**Finding B in the Quadratic Equation B^2 + 3B - 15 = 0**

To find the value of B in the given quadratic equation B^2 + 3B - 15 = 0, we will use the quadratic formula. The quadratic formula gives the solutions for any quadratic equation in the form ax^2 + bx + c = 0, where a, b, and c are coefficients.

**Quadratic Formula:**

The quadratic formula states that for any quadratic equation ax^2 + bx + c = 0, the solutions for x can be found using the formula:

x = (-b ± √(b^2 - 4ac)) / 2a

In our given equation B^2 + 3B - 15 = 0, we can see that the coefficient of B^2 is 1 (a = 1), the coefficient of B is 3 (b = 3), and the constant term is -15 (c = -15).
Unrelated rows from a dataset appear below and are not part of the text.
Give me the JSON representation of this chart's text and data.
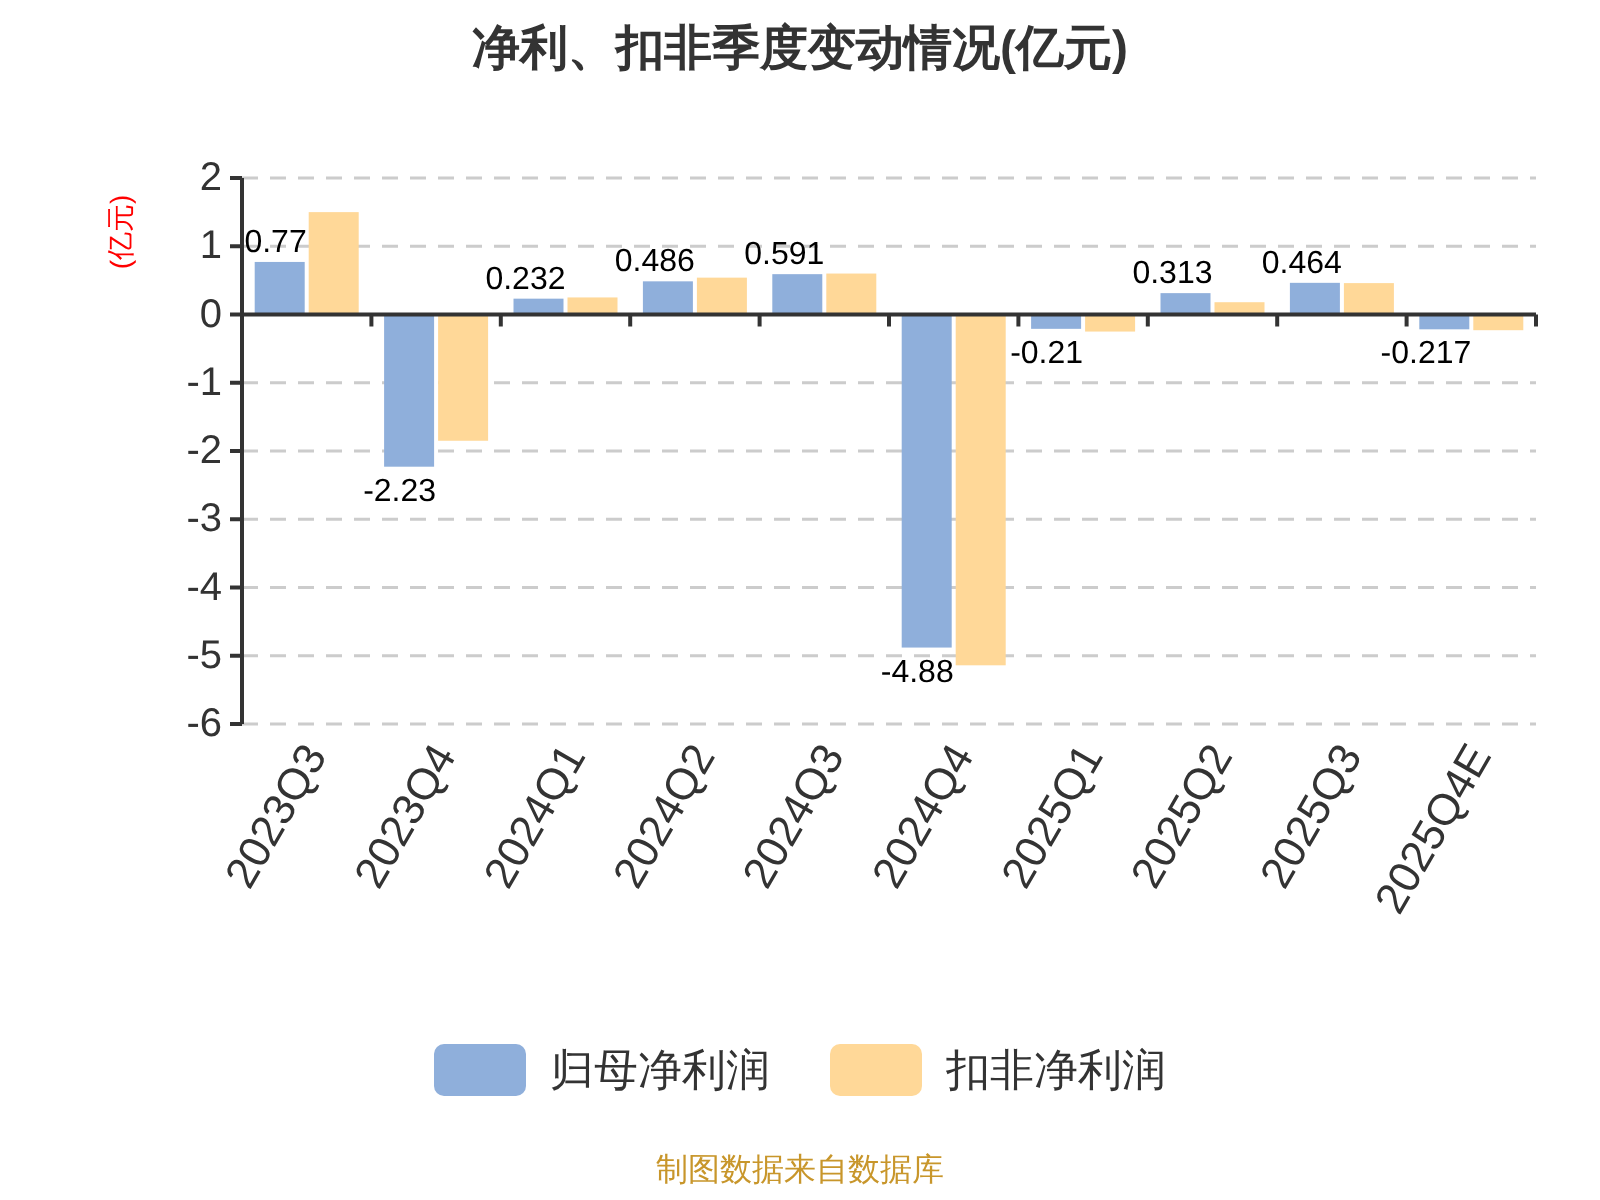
{
  "chart_data": {
    "type": "bar",
    "title": "净利、扣非季度变动情况(亿元)",
    "ylabel": "(亿元)",
    "categories": [
      "2023Q3",
      "2023Q4",
      "2024Q1",
      "2024Q2",
      "2024Q3",
      "2024Q4",
      "2025Q1",
      "2025Q2",
      "2025Q3",
      "2025Q4E"
    ],
    "series": [
      {
        "name": "归母净利润",
        "color": "#8fafdb",
        "values": [
          0.77,
          -2.23,
          0.232,
          0.486,
          0.591,
          -4.88,
          -0.21,
          0.313,
          0.464,
          -0.217
        ],
        "value_labels": [
          "0.77",
          "-2.23",
          "0.232",
          "0.486",
          "0.591",
          "-4.88",
          "-0.21",
          "0.313",
          "0.464",
          "-0.217"
        ]
      },
      {
        "name": "扣非净利润",
        "color": "#ffd898",
        "values": [
          1.5,
          -1.85,
          0.25,
          0.54,
          0.6,
          -5.14,
          -0.25,
          0.18,
          0.46,
          -0.23
        ]
      }
    ],
    "ylim": [
      -6,
      2
    ],
    "yticks": [
      -6,
      -5,
      -4,
      -3,
      -2,
      -1,
      0,
      1,
      2
    ],
    "grid": "y",
    "legend": "bottom",
    "annotations": [
      "制图数据来自数据库"
    ]
  }
}
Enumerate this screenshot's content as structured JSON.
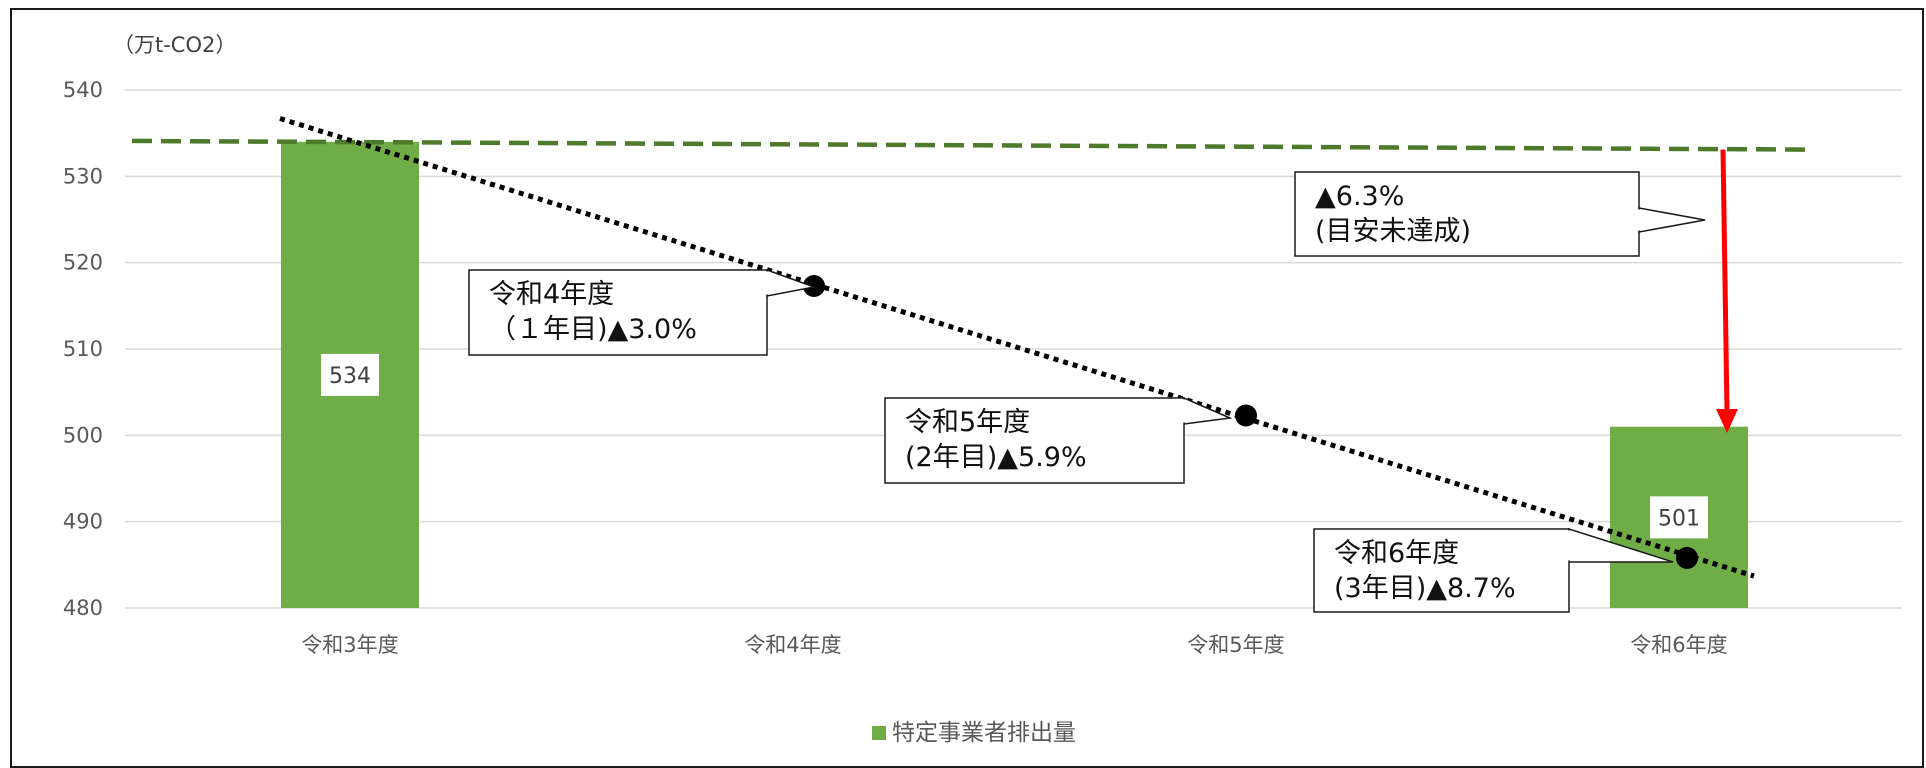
{
  "chart_data": {
    "type": "bar",
    "unit_label": "（万t-CO2）",
    "categories": [
      "令和3年度",
      "令和4年度",
      "令和5年度",
      "令和6年度"
    ],
    "series": [
      {
        "name": "特定事業者排出量",
        "values": [
          534,
          null,
          null,
          501
        ],
        "data_labels": [
          "534",
          "",
          "",
          "501"
        ],
        "color": "#70ad47"
      }
    ],
    "yticks": [
      "540",
      "530",
      "520",
      "510",
      "500",
      "490",
      "480"
    ],
    "ylim": [
      480,
      540
    ],
    "target_line": {
      "start": 534.1,
      "end": 533.1,
      "color": "#4e7a2b",
      "style": "dashed"
    },
    "trend_line": {
      "start": 536.7,
      "end": 483.7,
      "color": "#000000",
      "style": "dotted"
    },
    "trend_points": [
      {
        "x": 1,
        "y": 517.3
      },
      {
        "x": 2,
        "y": 502.3
      },
      {
        "x": 3,
        "y": 485.8
      }
    ],
    "gap_arrow": {
      "from": 533.1,
      "to": 500.5,
      "color": "#ff0000"
    },
    "annotations": [
      {
        "line1": "令和4年度",
        "line2": "（１年目)▲3.0%"
      },
      {
        "line1": "令和5年度",
        "line2": "(2年目)▲5.9%"
      },
      {
        "line1": "令和6年度",
        "line2": "(3年目)▲8.7%"
      },
      {
        "line1": "▲6.3%",
        "line2": "(目安未達成)"
      }
    ],
    "grid": true,
    "legend_position": "bottom"
  }
}
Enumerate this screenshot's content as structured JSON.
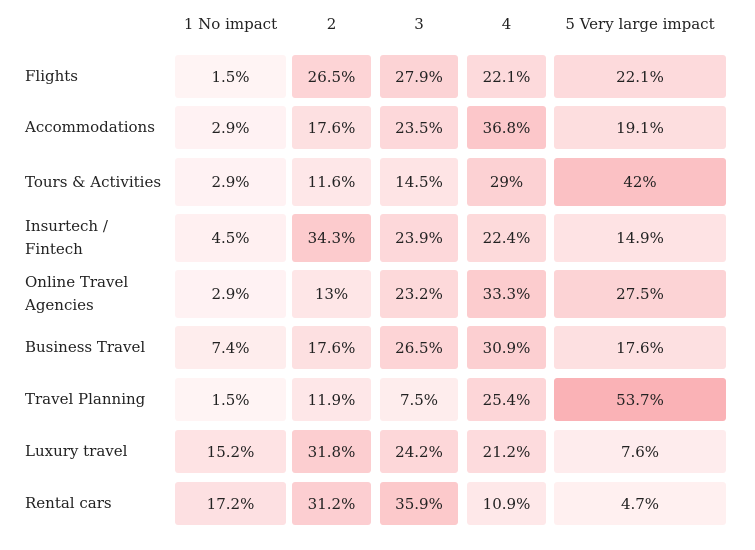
{
  "chart_data": {
    "type": "heatmap",
    "title": "",
    "columns": [
      "1 No impact",
      "2",
      "3",
      "4",
      "5 Very large impact"
    ],
    "rows": [
      {
        "label": "Flights",
        "values": [
          "1.5%",
          "26.5%",
          "27.9%",
          "22.1%",
          "22.1%"
        ]
      },
      {
        "label": "Accommodations",
        "values": [
          "2.9%",
          "17.6%",
          "23.5%",
          "36.8%",
          "19.1%"
        ]
      },
      {
        "label": "Tours & Activities",
        "values": [
          "2.9%",
          "11.6%",
          "14.5%",
          "29%",
          "42%"
        ]
      },
      {
        "label": "Insurtech / Fintech",
        "values": [
          "4.5%",
          "34.3%",
          "23.9%",
          "22.4%",
          "14.9%"
        ]
      },
      {
        "label": "Online Travel Agencies",
        "values": [
          "2.9%",
          "13%",
          "23.2%",
          "33.3%",
          "27.5%"
        ]
      },
      {
        "label": "Business Travel",
        "values": [
          "7.4%",
          "17.6%",
          "26.5%",
          "30.9%",
          "17.6%"
        ]
      },
      {
        "label": "Travel Planning",
        "values": [
          "1.5%",
          "11.9%",
          "7.5%",
          "25.4%",
          "53.7%"
        ]
      },
      {
        "label": "Luxury travel",
        "values": [
          "15.2%",
          "31.8%",
          "24.2%",
          "21.2%",
          "7.6%"
        ]
      },
      {
        "label": "Rental cars",
        "values": [
          "17.2%",
          "31.2%",
          "35.9%",
          "10.9%",
          "4.7%"
        ]
      }
    ],
    "color_scale": {
      "low": "#fff6f6",
      "high": "#fab2b6"
    }
  }
}
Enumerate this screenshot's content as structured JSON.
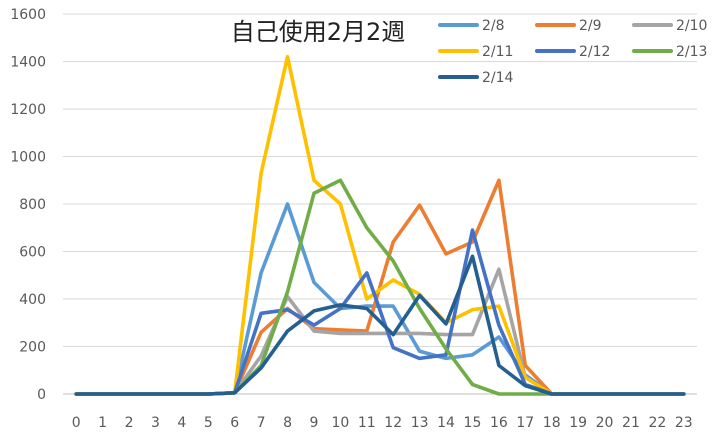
{
  "chart_data": {
    "type": "line",
    "title": "自己使用2月2週",
    "xlabel": "",
    "ylabel": "",
    "x": [
      0,
      1,
      2,
      3,
      4,
      5,
      6,
      7,
      8,
      9,
      10,
      11,
      12,
      13,
      14,
      15,
      16,
      17,
      18,
      19,
      20,
      21,
      22,
      23
    ],
    "ylim": [
      0,
      1600
    ],
    "yticks": [
      0,
      200,
      400,
      600,
      800,
      1000,
      1200,
      1400,
      1600
    ],
    "grid": true,
    "legend_position": "top-right",
    "series": [
      {
        "name": "2/8",
        "color": "#5B9BD5",
        "values": [
          0,
          0,
          0,
          0,
          0,
          0,
          5,
          510,
          800,
          470,
          360,
          370,
          370,
          180,
          150,
          165,
          240,
          80,
          0,
          0,
          0,
          0,
          0,
          0
        ]
      },
      {
        "name": "2/9",
        "color": "#ED7D31",
        "values": [
          0,
          0,
          0,
          0,
          0,
          0,
          5,
          260,
          360,
          275,
          270,
          265,
          640,
          795,
          590,
          640,
          900,
          120,
          0,
          0,
          0,
          0,
          0,
          0
        ]
      },
      {
        "name": "2/10",
        "color": "#A5A5A5",
        "values": [
          0,
          0,
          0,
          0,
          0,
          0,
          5,
          160,
          410,
          265,
          255,
          255,
          255,
          255,
          250,
          250,
          525,
          70,
          0,
          0,
          0,
          0,
          0,
          0
        ]
      },
      {
        "name": "2/11",
        "color": "#FFC000",
        "values": [
          0,
          0,
          0,
          0,
          0,
          0,
          5,
          930,
          1420,
          900,
          800,
          400,
          480,
          420,
          300,
          355,
          370,
          70,
          0,
          0,
          0,
          0,
          0,
          0
        ]
      },
      {
        "name": "2/12",
        "color": "#4472C4",
        "values": [
          0,
          0,
          0,
          0,
          0,
          0,
          5,
          340,
          355,
          290,
          360,
          510,
          195,
          150,
          165,
          690,
          290,
          40,
          0,
          0,
          0,
          0,
          0,
          0
        ]
      },
      {
        "name": "2/13",
        "color": "#70AD47",
        "values": [
          0,
          0,
          0,
          0,
          0,
          0,
          5,
          120,
          430,
          845,
          900,
          700,
          560,
          360,
          190,
          40,
          0,
          0,
          0,
          0,
          0,
          0,
          0,
          0
        ]
      },
      {
        "name": "2/14",
        "color": "#255E91",
        "values": [
          0,
          0,
          0,
          0,
          0,
          0,
          5,
          110,
          265,
          350,
          375,
          360,
          250,
          415,
          295,
          580,
          120,
          35,
          0,
          0,
          0,
          0,
          0,
          0
        ]
      }
    ]
  }
}
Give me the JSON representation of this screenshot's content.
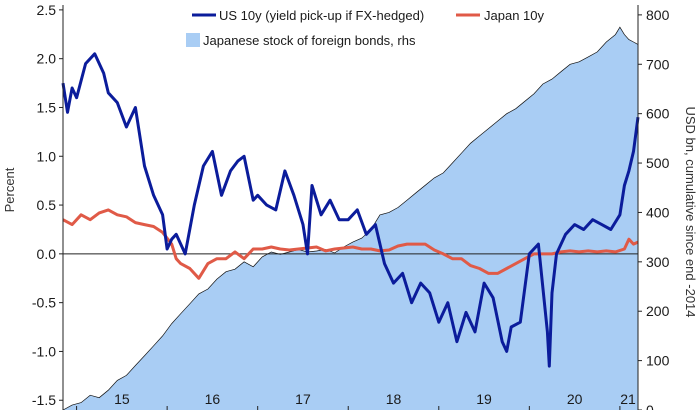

By substituting these values into the quadratic formula, we can find the solutions for B.

**Substituting values into the Quadratic Formula:**

Using the quadratic formula, we substitute the values of a, b, and c into the formula to find the solutions for B:

B = (-3 ± √(3^2 - 4 * 1 * -15)) / 2 * 1

Simplifying further:

B = (-3 ± √(9 + 60)) / 2

B = (-3 ± √69) / 2

**Calculating the Solutions:**

Now, we have two possible solutions for B obtained by using the ± symbol in the quadratic formula:

1. B = (-3 + √69) / 2
2. B = (-3 - √69) / 2

These are the two possible values of B that satisfy the given quadratic equation B^2 + 3B - 15 = 0.

**Conclusion:**

In conclusion, by applying the quadratic formula, we found that the values of B that satisfy the equation B^2 + 3B - 15 = 0 are B = (-3 + √69) / 2 and B = (-3 - √69) / 2. These solutions can be further simplified if necessary.